NOTE: Gaining an understanding of ADHD and what it can mean in terms of relationships from either side will also help tremendously when it comes to working together to have a successful and fulfilling partnership.
Movies And Books On ADHD Relationship Challenges
The ADHD Effect on Marriage (Dr. Charles Parker)
ADHD and Relationships Book of Answers for Couples with ADHD (Nicole A. Taylor, Ph.D. & Lara Honos-Webb, PsyD MFT)
Driven To Distraction In Love (Russell Barkley Ph.D.)
ADHD In Love (DVD film) – Directed by Hank Williams III ~ Synopsis from Amazon: “When a young man who suffers from ADHD falls in love with a beautiful woman, he must choose to either get treatment for his disorder or risk losing her. The film follows several characters through their daily routines as they struggle with various aspects of everyday life while dealing with issues related to this common condition.”

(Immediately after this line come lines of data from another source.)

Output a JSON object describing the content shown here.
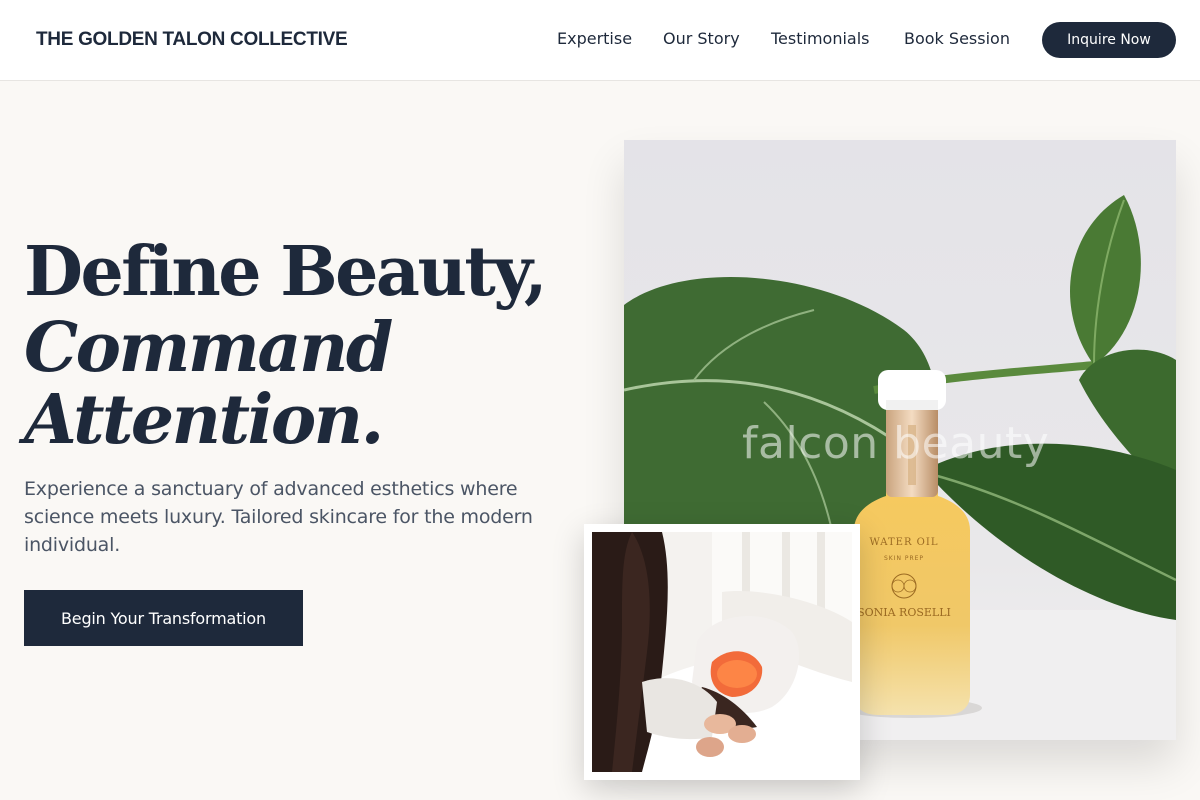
{
  "header": {
    "brand": "THE GOLDEN TALON COLLECTIVE",
    "nav": [
      "Expertise",
      "Our Story",
      "Testimonials",
      "Book Session"
    ],
    "cta_label": "Inquire Now"
  },
  "hero": {
    "title_line1": "Define Beauty,",
    "title_line2": "Command",
    "title_line3": "Attention.",
    "subtitle": "Experience a sanctuary of advanced esthetics where science meets luxury. Tailored skincare for the modern individual.",
    "cta_label": "Begin Your Transformation"
  },
  "main_image": {
    "watermark": "falcon beauty",
    "bottle_label_line1": "WATER OIL",
    "bottle_label_line2": "SKIN PREP",
    "bottle_brand": "SONIA ROSELLI"
  },
  "colors": {
    "navy": "#1e293b",
    "background": "#faf8f5",
    "text_muted": "#4b5565"
  }
}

Expert Comments On ADHD And Relationships
“When one person has ADHD, it is like two people in a marriage,” says Dr. Roberto Olivardia of Harvard University’s Department of Psychology. “You have to work together as a team.” This means compromise on both sides with neither partner expecting more than they can give.
Case Study: ADHD And Relationships
A man in his mid-thirties came to me for counseling because he was struggling with depression. He had recently gone through a painful divorce after seven years of marriage, and the breakup left him feeling discouraged about ever having another serious relationship again. As we talked more in-depth, it became clear that much of his depression was linked to his ADHD.

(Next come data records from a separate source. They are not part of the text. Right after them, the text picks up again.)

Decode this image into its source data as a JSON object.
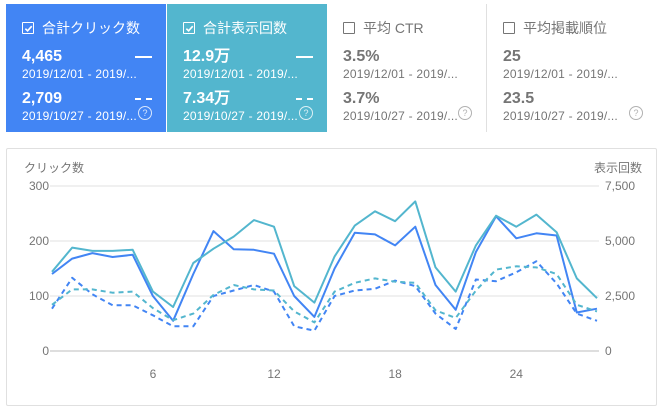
{
  "cards": [
    {
      "key": "clicks",
      "title": "合計クリック数",
      "checked": true,
      "value1": "4,465",
      "date1": "2019/12/01 - 2019/...",
      "value2": "2,709",
      "date2": "2019/10/27 - 2019/...",
      "help": "?"
    },
    {
      "key": "impr",
      "title": "合計表示回数",
      "checked": true,
      "value1": "12.9万",
      "date1": "2019/12/01 - 2019/...",
      "value2": "7.34万",
      "date2": "2019/10/27 - 2019/...",
      "help": "?"
    },
    {
      "key": "ctr",
      "title": "平均 CTR",
      "checked": false,
      "value1": "3.5%",
      "date1": "2019/12/01 - 2019/...",
      "value2": "3.7%",
      "date2": "2019/10/27 - 2019/...",
      "help": "?"
    },
    {
      "key": "pos",
      "title": "平均掲載順位",
      "checked": false,
      "value1": "25",
      "date1": "2019/12/01 - 2019/...",
      "value2": "23.5",
      "date2": "2019/10/27 - 2019/...",
      "help": "?"
    }
  ],
  "colors": {
    "clicks": "#4285f4",
    "impressions": "#53b6ce"
  },
  "chart_data": {
    "type": "line",
    "left_axis_label": "クリック数",
    "right_axis_label": "表示回数",
    "left_ticks": [
      "300",
      "200",
      "100",
      "0"
    ],
    "right_ticks": [
      "7,500",
      "5,000",
      "2,500",
      "0"
    ],
    "ylim_left": [
      0,
      300
    ],
    "ylim_right": [
      0,
      7500
    ],
    "x_tick_labels": [
      {
        "x": 6,
        "label": "6"
      },
      {
        "x": 12,
        "label": "12"
      },
      {
        "x": 18,
        "label": "18"
      },
      {
        "x": 24,
        "label": "24"
      }
    ],
    "x": [
      1,
      2,
      3,
      4,
      5,
      6,
      7,
      8,
      9,
      10,
      11,
      12,
      13,
      14,
      15,
      16,
      17,
      18,
      19,
      20,
      21,
      22,
      23,
      24,
      25,
      26,
      27,
      28
    ],
    "series": [
      {
        "name": "",
        "axis": "left",
        "style": "solid",
        "color": "clicks",
        "values": [
          140,
          168,
          178,
          171,
          175,
          100,
          55,
          140,
          218,
          185,
          184,
          177,
          100,
          62,
          150,
          215,
          212,
          192,
          226,
          120,
          75,
          180,
          245,
          205,
          214,
          210,
          70,
          77
        ]
      },
      {
        "name": "",
        "axis": "right",
        "style": "solid",
        "color": "impressions",
        "values": [
          3600,
          4700,
          4550,
          4550,
          4600,
          2700,
          2000,
          4000,
          4650,
          5200,
          5950,
          5650,
          2950,
          2200,
          4300,
          5700,
          6350,
          5900,
          6800,
          3800,
          2700,
          4800,
          6150,
          5650,
          6200,
          5400,
          3300,
          2400
        ]
      },
      {
        "name": "",
        "axis": "left",
        "style": "dashed",
        "color": "clicks",
        "values": [
          77,
          133,
          103,
          83,
          83,
          65,
          45,
          45,
          100,
          110,
          120,
          108,
          45,
          37,
          100,
          110,
          113,
          128,
          118,
          68,
          40,
          130,
          127,
          143,
          163,
          123,
          68,
          55
        ]
      },
      {
        "name": "",
        "axis": "right",
        "style": "dashed",
        "color": "impressions",
        "values": [
          2100,
          2800,
          2800,
          2650,
          2700,
          1950,
          1400,
          1700,
          2550,
          3000,
          2800,
          2750,
          1800,
          1300,
          2700,
          3100,
          3300,
          3150,
          3100,
          1850,
          1500,
          2750,
          3700,
          3850,
          3800,
          3500,
          2100,
          1800
        ]
      }
    ]
  }
}
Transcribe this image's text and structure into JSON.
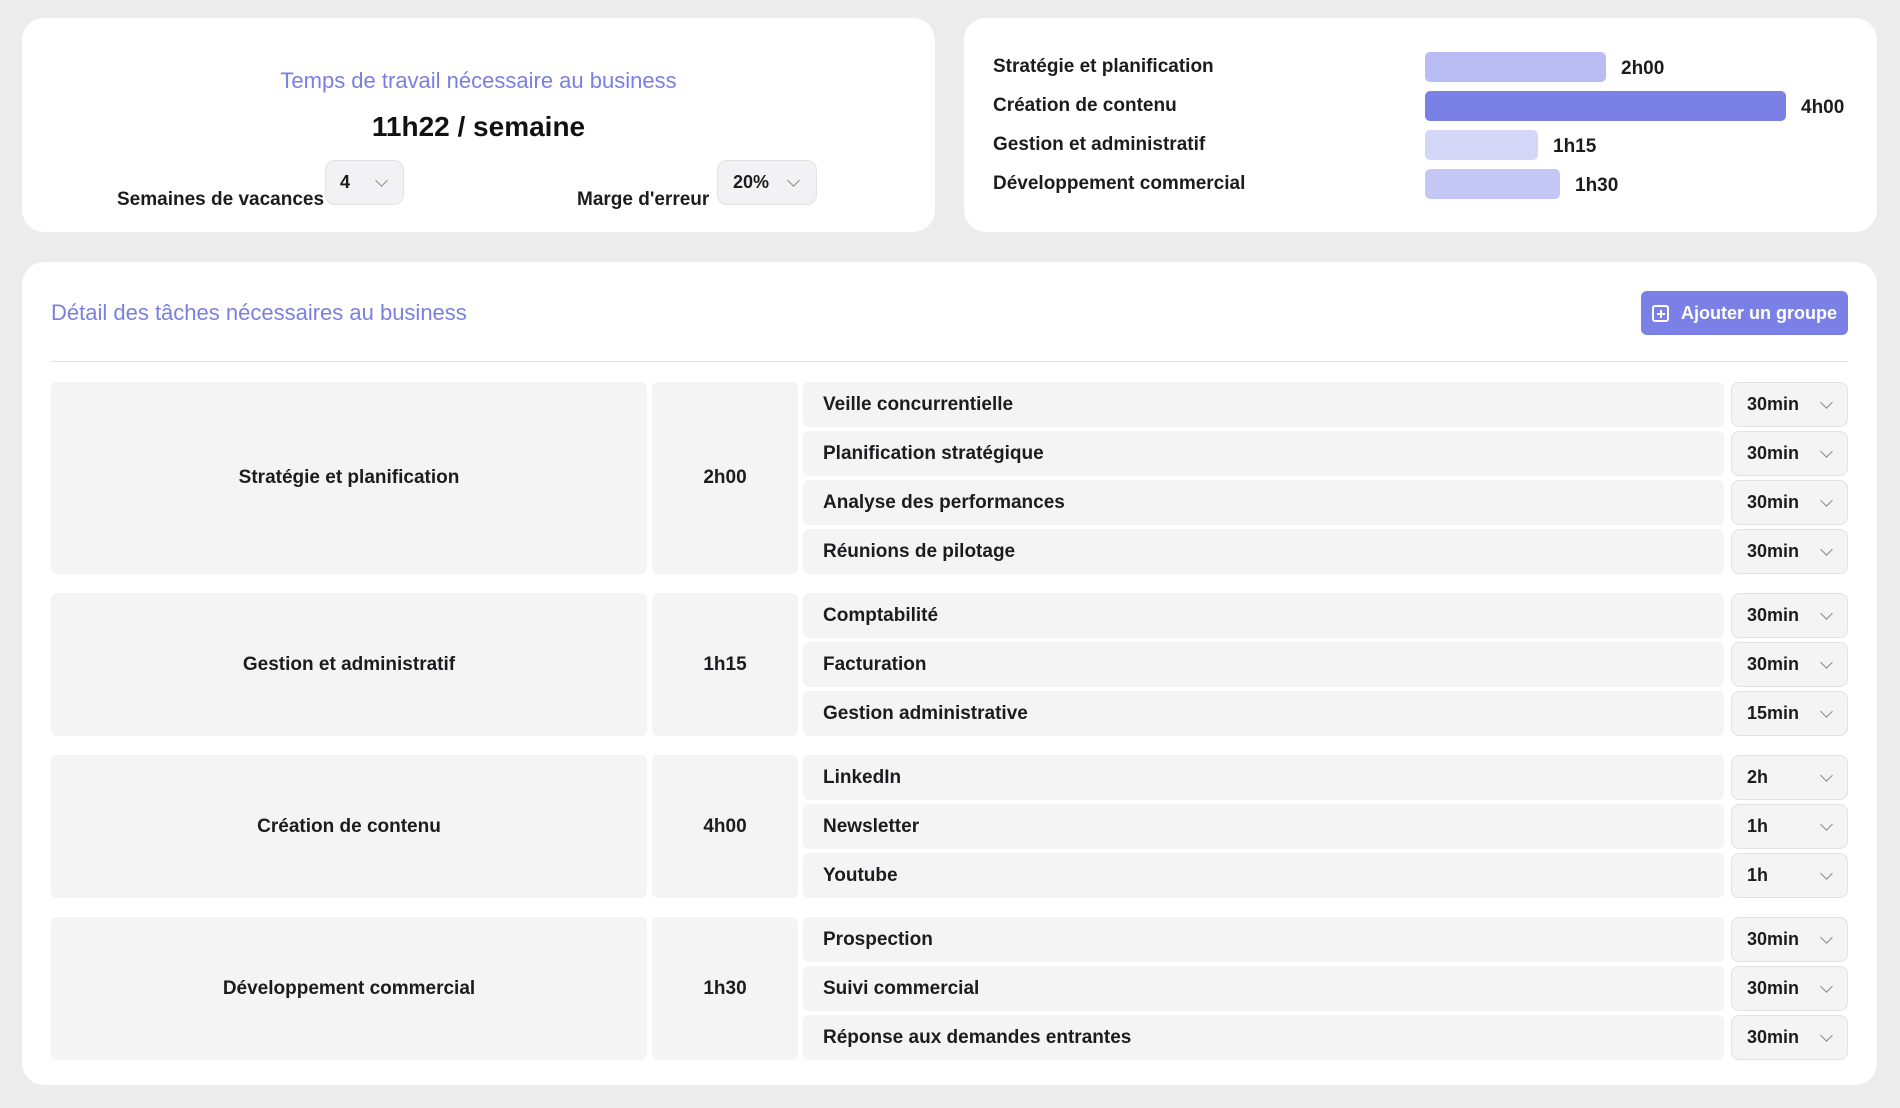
{
  "summary": {
    "title": "Temps de travail nécessaire au business",
    "total": "11h22 / semaine",
    "vacation_label": "Semaines de vacances",
    "vacation_value": "4",
    "margin_label": "Marge d'erreur",
    "margin_value": "20%"
  },
  "chart_data": {
    "type": "bar",
    "categories": [
      "Stratégie et planification",
      "Création de contenu",
      "Gestion et administratif",
      "Développement commercial"
    ],
    "values": [
      2.0,
      4.0,
      1.25,
      1.5
    ],
    "value_labels": [
      "2h00",
      "4h00",
      "1h15",
      "1h30"
    ],
    "colors": [
      "#b9bcf3",
      "#7b80e6",
      "#d5d7f8",
      "#c4c7f5"
    ],
    "xlabel": "",
    "ylabel": "",
    "orientation": "horizontal",
    "grid": false
  },
  "detail": {
    "title": "Détail des tâches nécessaires au business",
    "add_button_label": "Ajouter un groupe",
    "add_button_icon": "plus-square-icon",
    "accent_color": "#7b80e6",
    "groups": [
      {
        "name": "Stratégie et planification",
        "total": "2h00",
        "tasks": [
          {
            "name": "Veille concurrentielle",
            "duration": "30min"
          },
          {
            "name": "Planification stratégique",
            "duration": "30min"
          },
          {
            "name": "Analyse des performances",
            "duration": "30min"
          },
          {
            "name": "Réunions de pilotage",
            "duration": "30min"
          }
        ]
      },
      {
        "name": "Gestion et administratif",
        "total": "1h15",
        "tasks": [
          {
            "name": "Comptabilité",
            "duration": "30min"
          },
          {
            "name": "Facturation",
            "duration": "30min"
          },
          {
            "name": "Gestion administrative",
            "duration": "15min"
          }
        ]
      },
      {
        "name": "Création de contenu",
        "total": "4h00",
        "tasks": [
          {
            "name": "LinkedIn",
            "duration": "2h"
          },
          {
            "name": "Newsletter",
            "duration": "1h"
          },
          {
            "name": "Youtube",
            "duration": "1h"
          }
        ]
      },
      {
        "name": "Développement commercial",
        "total": "1h30",
        "tasks": [
          {
            "name": "Prospection",
            "duration": "30min"
          },
          {
            "name": "Suivi commercial",
            "duration": "30min"
          },
          {
            "name": "Réponse aux demandes entrantes",
            "duration": "30min"
          }
        ]
      }
    ]
  }
}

He explained that he had always been a bit impulsive and scattered, but the ADHD symptoms became much more pronounced after he got married. His wife had never been diagnosed with ADHD, but she had her share of challenges.
They constantly fought about simple things like cleaning up the house or getting dinner on the table on time. His wife would get angry and frustrated, and he would withdraw into himself or lash out in anger. The situation finally came to a head one night when they got into a huge argument that led to them calling it quits.

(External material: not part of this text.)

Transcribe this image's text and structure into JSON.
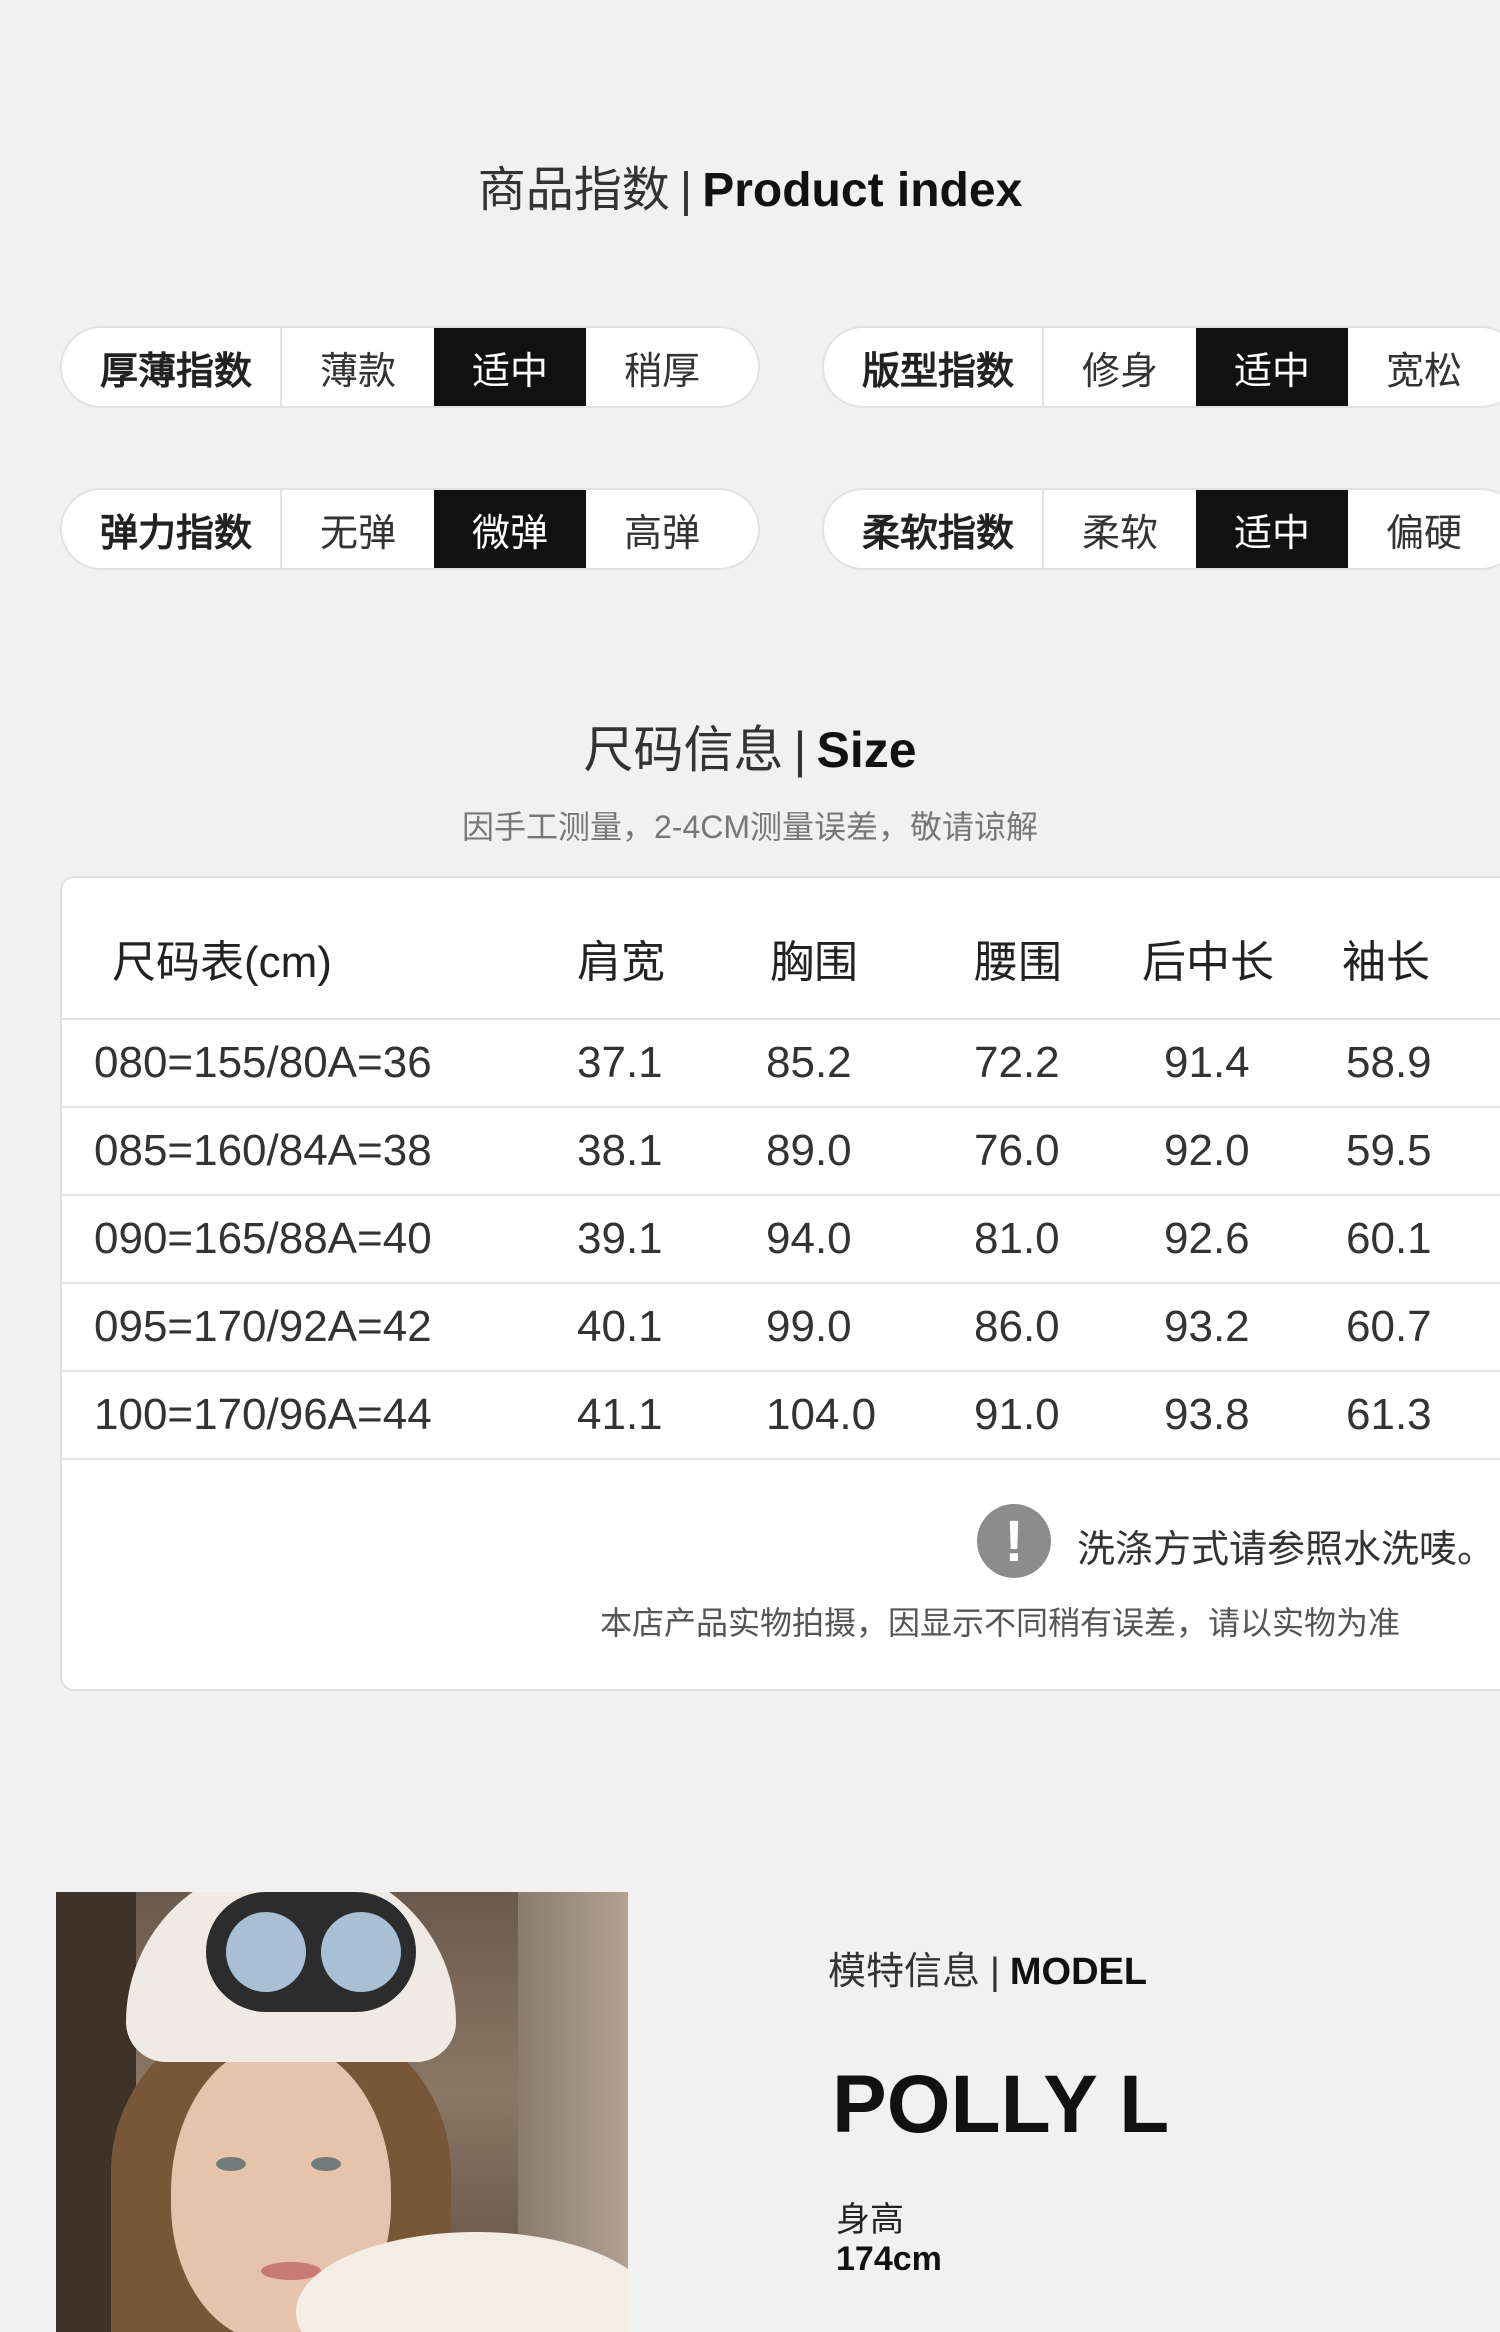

Looking back, the man with ADHD realized that he had never taken any responsibility for his role in the relationship. He always expected his wife to manage everything and be perfectly organized, which was an impossible task. When things went wrong, he would get angry or depressed instead of trying to work together with her to fix the problem.
The Key Message
If you are in a relationship with someone who has ADHD, it is important to remember that there is no single “cure” for this condition. They will always have ADHD, and they will still be who they are even when you get married or move in together.
But there are steps that you can take to make things better over time instead of worse. The best thing is not only to learn how to work around the symptoms but also to try your best to understand what your partner is going through. This can be a difficult task, but it is definitely worth the effort in the end.
Talking To a Professional
If you are finding it difficult to cope with ADHD and its effects on your relationship, it may be helpful to talk to a professional. Someone who is trained in this area can help you understand the condition better and give you some tips for how to improve things.
If you have ADHD, it is important to remember that your partner did not sign up for this either. And if you are in a relationship with someone who has ADHD, then there is no reason why the two of you cannot improve things and make them better over time. Just be sure to follow the tips above, and be patient while doing so.